Les élèves sont équipés de colliers électroniques, munis d'une forte charge explosive. Conçus par l'armée de terre, ils sont destinés à les contraindre au respect des règles. En conséquence : - Étanches et incassables, ils explosent si on tente de les retirer. Seule l'armée en connaît

suffisamment bien le fonctionnement pour les retirer sans risque d'explosion. - Ils explosent tous si 24 heures de jeu se déroulent sans une seule mort.

- Ils sont équipés d'une balise permettant de repérer les élèves sur la zone de jeu, via satellite.

- Si un élève pénètre dans une zone « interdite », son collier explose. Au fil des heures, les militaires interdisent de plus en plus de zones et l'annoncent aux élèves, de façon à les regrouper dans un espace de plus en plus petit, et ainsi à forcer les chances de rencontre.

- Ils permettent également de surveiller le pouls de chacun pour connaître à tout moment son état de santé et l'heure de la mort le cas échéant.

C’est un système de jeu où la mort est un moyen de divertissement. Ce qui est encore plus fortement le cas dans la Saga Hunger Games : Les jeunes choisis doivent faire le show, c’est tout un système de sons et lumières qui a comme utilité, hormis de rappeler aux districts qu’ils ne doivent pas montrer le moindre signe de rébellion, le divertissement des habitants de la capitale. En attirant des sponsors, les tribus ont plus de chance de survivre. L’ensemble de cette « téléréalité » est influencé par les cotes de popularité de chaque tribu.

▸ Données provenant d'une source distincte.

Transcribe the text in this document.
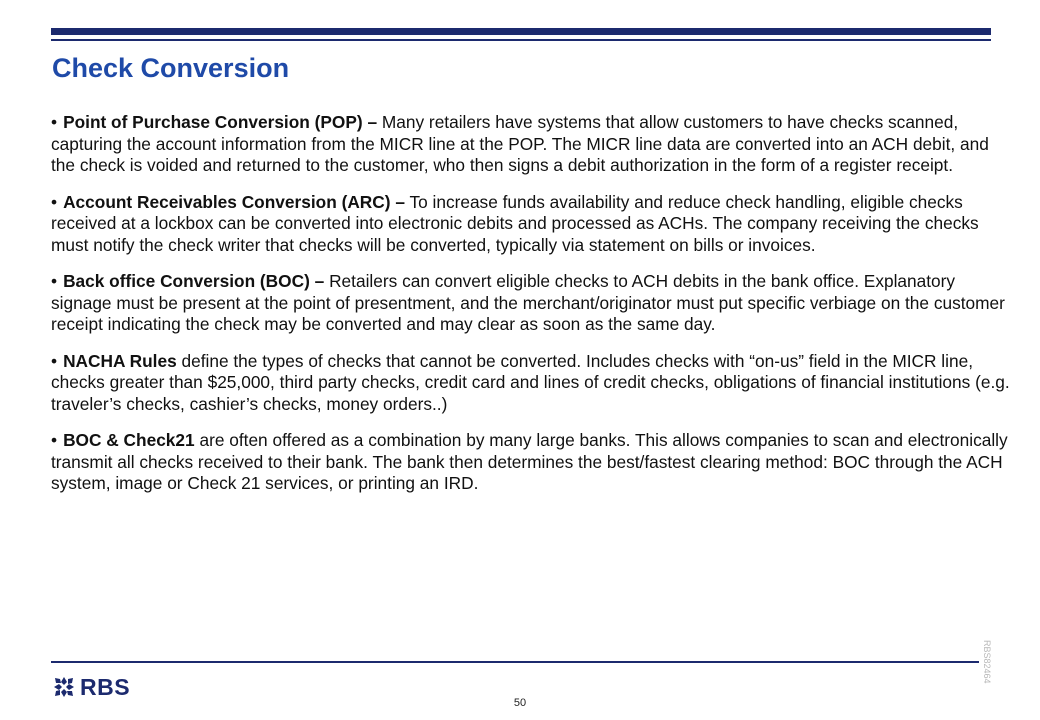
Check Conversion

• Point of Purchase Conversion (POP) – Many retailers have systems that allow customers to have checks scanned, capturing the account information from the MICR line at the POP. The MICR line data are converted into an ACH debit, and the check is voided and returned to the customer, who then signs a debit authorization in the form of a register receipt.

• Account Receivables Conversion (ARC) – To increase funds availability and reduce check handling, eligible checks received at a lockbox can be converted into electronic debits and processed as ACHs. The company receiving the checks must notify the check writer that checks will be converted, typically via statement on bills or invoices.

• Back office Conversion (BOC) – Retailers can convert eligible checks to ACH debits in the bank office. Explanatory signage must be present at the point of presentment, and the merchant/originator must put specific verbiage on the customer receipt indicating the check may be converted and may clear as soon as the same day.

• NACHA Rules define the types of checks that cannot be converted. Includes checks with “on-us” field in the MICR line, checks greater than $25,000, third party checks, credit card and lines of credit checks, obligations of financial institutions (e.g. traveler’s checks, cashier’s checks, money orders..)

• BOC & Check21 are often offered as a combination by many large banks. This allows companies to scan and electronically transmit all checks received to their bank. The bank then determines the best/fastest clearing method: BOC through the ACH system, image or Check 21 services, or printing an IRD.

RBS82464
RBS
50
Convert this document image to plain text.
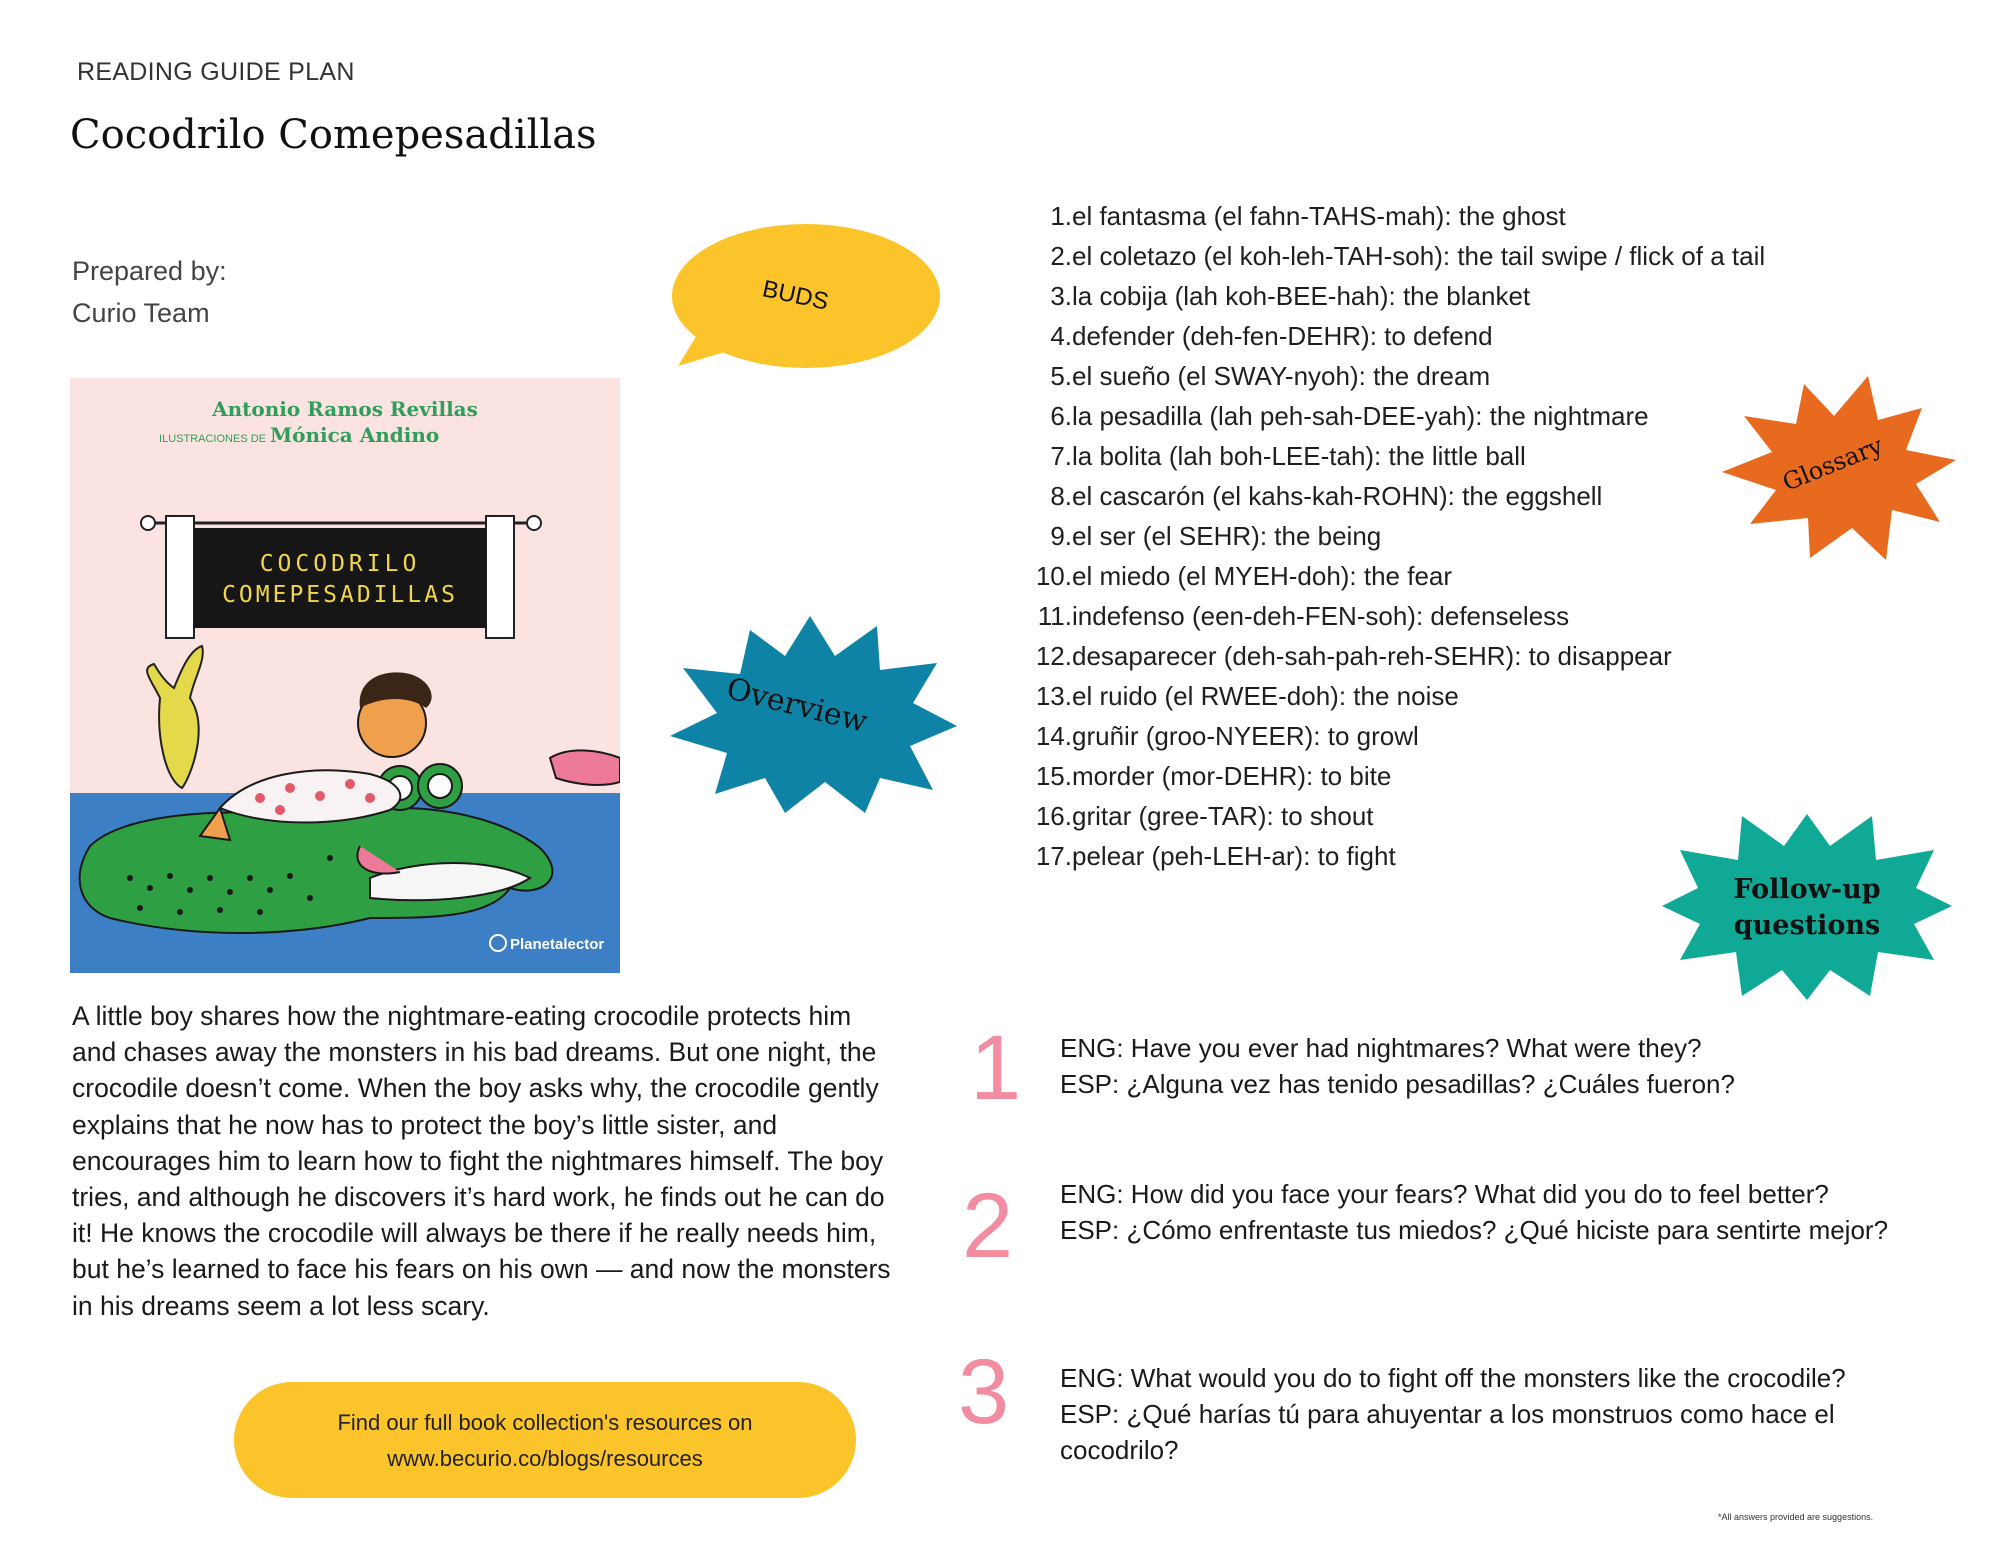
READING GUIDE PLAN
Cocodrilo Comepesadillas
Prepared by:
Curio Team	BUDS
Antonio Ramos Revillas
ILUSTRACIONES DE Mónica Andino
COCODRILO
COMEPESADILLAS
Planetalector
Overview
A little boy shares how the nightmare-eating crocodile protects him and chases away the monsters in his bad dreams. But one night, the crocodile doesn’t come. When the boy asks why, the crocodile gently explains that he now has to protect the boy’s little sister, and encourages him to learn how to fight the nightmares himself. The boy tries, and although he discovers it’s hard work, he finds out he can do it! He knows the crocodile will always be there if he really needs him, but he’s learned to face his fears on his own — and now the monsters in his dreams seem a lot less scary.
Find our full book collection's resources on
www.becurio.co/blogs/resources
1. el fantasma (el fahn-TAHS-mah): the ghost
2. el coletazo (el koh-leh-TAH-soh): the tail swipe / flick of a tail
3. la cobija (lah koh-BEE-hah): the blanket
4. defender (deh-fen-DEHR): to defend
5. el sueño (el SWAY-nyoh): the dream
6. la pesadilla (lah peh-sah-DEE-yah): the nightmare
7. la bolita (lah boh-LEE-tah): the little ball
8. el cascarón (el kahs-kah-ROHN): the eggshell
9. el ser (el SEHR): the being
10. el miedo (el MYEH-doh): the fear
11. indefenso (een-deh-FEN-soh): defenseless
12. desaparecer (deh-sah-pah-reh-SEHR): to disappear
13. el ruido (el RWEE-doh): the noise
14. gruñir (groo-NYEER): to growl
15. morder (mor-DEHR): to bite
16. gritar (gree-TAR): to shout
17. pelear (peh-LEH-ar): to fight
Glossary
Follow-up
questions
1 ENG: Have you ever had nightmares? What were they?
ESP: ¿Alguna vez has tenido pesadillas? ¿Cuáles fueron?
2 ENG: How did you face your fears? What did you do to feel better?
ESP: ¿Cómo enfrentaste tus miedos? ¿Qué hiciste para sentirte mejor?
3 ENG: What would you do to fight off the monsters like the crocodile?
ESP: ¿Qué harías tú para ahuyentar a los monstruos como hace el
cocodrilo?
*All answers provided are suggestions.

Dans ce type de jeu, nous, lecteurs/spectateurs, voyons devant nous une mise en abîme de la mort : pour ces jeunes dans l’arène, la mort est une fatalité irrémédiable, n’est-ce pas notre cas à tous ?

D’un autre côté, il semble que dans ce type de jeux, la mort sert d’interrupteur pour montrer nos instincts primaires. Il semble que face à elle nous soyons différents, sans les contraintes de bienséance, de socialisation, notre instinct de survie prend le dessus, et c’est ce qui excite le spectateur/lecteur, l’identification envers le personnage qui est victorieux devient

40 rassurante, ne sachant pas comment nous réagirions face à une telle situation nous espérons être de ceux qui gagnent en restant de bonnes personnes. C’est-à-dire, en essayant d’être juste, de ne pas oublier son humanité face à cette mort qui nous rend animal. La mort montre les pires facettes de l’être humain, l’utiliser de cette manière a un effet anthropologique qui plaît au lecteur/spectateur. En effet la plupart de ces romans à succès sont adaptés au cinéma, c’est le cas pour Hunger Games et Battle Royal, mais aussi d’œuvres très ressemblantes comme Running Man40 de Stephen King, ou encore la nouvelle de Robert Sheckley Le Prix du Danger41. Ces dernières se sont influencées les unes les autres, renforçant pour certains l’aspect de téléréalité morbide, pour d’autres l’aspect politique ou encore l’excitation d’une chasse à l’homme sans règles ni lois à part celles de tuer à tout prix. Ce succès est lié au plaisir que prend le lecteur/spectateur à observer les réactions de ces jeunes dans des situations si extrêmes, à se demander comment ils réagiraient face à des choix cornéliens qui, même en cas de victoire, promet une vie pleine de cauchemars et de névroses : la mort laisse toujours une trace, qu’on la subisse où qu’on soit forcé de la donner. C’est ce qu’illustre le personnage de Haymitch dans Hunger Games, c’est un ancien vainqueur qui noie son mal-être dans l’alcool, ayant perdu le goût de vivre après ce qu’il a dû endurer, se devant d’être reconnaissant d’avoir survécu, mais de n’avoir, quelque part, jamais été aussi mort. Finalement même ceux qui gagnent ne sont pas des vainqueurs, le seul vainqueur étant la mort.